Carotid bodies (CB) are the major oxygen-sensing organs. They are responsible for the hyperventilation reflex occurring both in acute and chronic hypoxia (CH). The mechanisms of O₂-sensing and genesis of CB responses are not fully resolved, however, it is known that hypoxia depolarizes chemoreceptor cells via O₂-sensitive K⁺-channel inhibition, causing voltage-gated calcium influx and neurotransmitter secretion. The hypoxic secretory response is totally calcium-dependent, entering cells via high voltage activated (HVA) calcium channels, as it is fully sensitive to dihydropyridines. Whereas the presence of several HVA calcium currents in rat CB has been well documented, the presence of low voltage activated (LVH; T-type channels) has not been reported to date. The fact that O₂-sensitive PC12 cells expresses T-type channels and that they are inducible by hypoxia leaded us to hypothesize they could play a role in CB chemoreceptor cells hypoxic response.
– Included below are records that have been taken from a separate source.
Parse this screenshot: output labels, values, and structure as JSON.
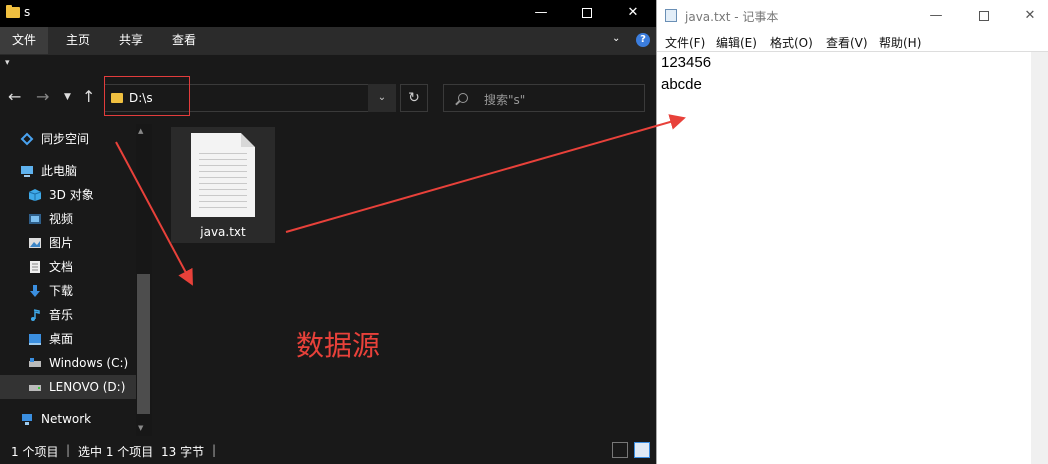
{
  "explorer": {
    "window_title": "s",
    "window_controls": {
      "minimize": "—",
      "close": "✕"
    },
    "ribbon": {
      "file": "文件",
      "home": "主页",
      "share": "共享",
      "view": "查看",
      "help": "?"
    },
    "address": {
      "path": "D:\\s"
    },
    "search": {
      "placeholder": "搜索\"s\""
    },
    "nav_items": [
      {
        "label": "同步空间",
        "icon": "cloud-sync-icon"
      },
      {
        "label": "此电脑",
        "icon": "computer-icon"
      },
      {
        "label": "3D 对象",
        "icon": "cube-icon"
      },
      {
        "label": "视频",
        "icon": "video-icon"
      },
      {
        "label": "图片",
        "icon": "image-icon"
      },
      {
        "label": "文档",
        "icon": "document-icon"
      },
      {
        "label": "下载",
        "icon": "download-icon"
      },
      {
        "label": "音乐",
        "icon": "music-icon"
      },
      {
        "label": "桌面",
        "icon": "desktop-icon"
      },
      {
        "label": "Windows (C:)",
        "icon": "drive-icon"
      },
      {
        "label": "LENOVO (D:)",
        "icon": "drive-icon"
      },
      {
        "label": "Network",
        "icon": "network-icon"
      }
    ],
    "files": [
      {
        "name": "java.txt",
        "icon": "text-file-icon"
      }
    ],
    "annotation": "数据源",
    "status": {
      "items": "1 个项目",
      "selected": "选中 1 个项目",
      "size": "13 字节"
    },
    "colors": {
      "annotation_red": "#e8413a",
      "background": "#191919"
    }
  },
  "notepad": {
    "window_title": "java.txt - 记事本",
    "window_controls": {
      "minimize": "—",
      "close": "✕"
    },
    "menus": [
      "文件(F)",
      "编辑(E)",
      "格式(O)",
      "查看(V)",
      "帮助(H)"
    ],
    "lines": [
      "123456",
      "abcde"
    ]
  }
}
In the present work we analyze the expression of the three isoforms of T-type calcium channels (alpha1G, 1H and 1I) in rat CB by RT-PCR and immunocitochemistry. We demonstrate the presence of the a1G subunit co-localizing with tyrosine hydroxylase (a chemoreceptor cell marker) and define their expression changes (qPCR) after exposure to CH in vivo. Finally, we demonstrate the participation of LVH in rat CB hypoxic activation because their pharmacological inhibition blocks by 50% hypoxia-induced secretory response without affecting high potassium-induced secretion. These results lead us to conclude that rat CB express T-type Ca ²⁺ channels that are active on hypoxia-evoked response. Support: BFU2004-06394, CIBER CB06/06/0050, FISS PI042462, JCyL VA011C05.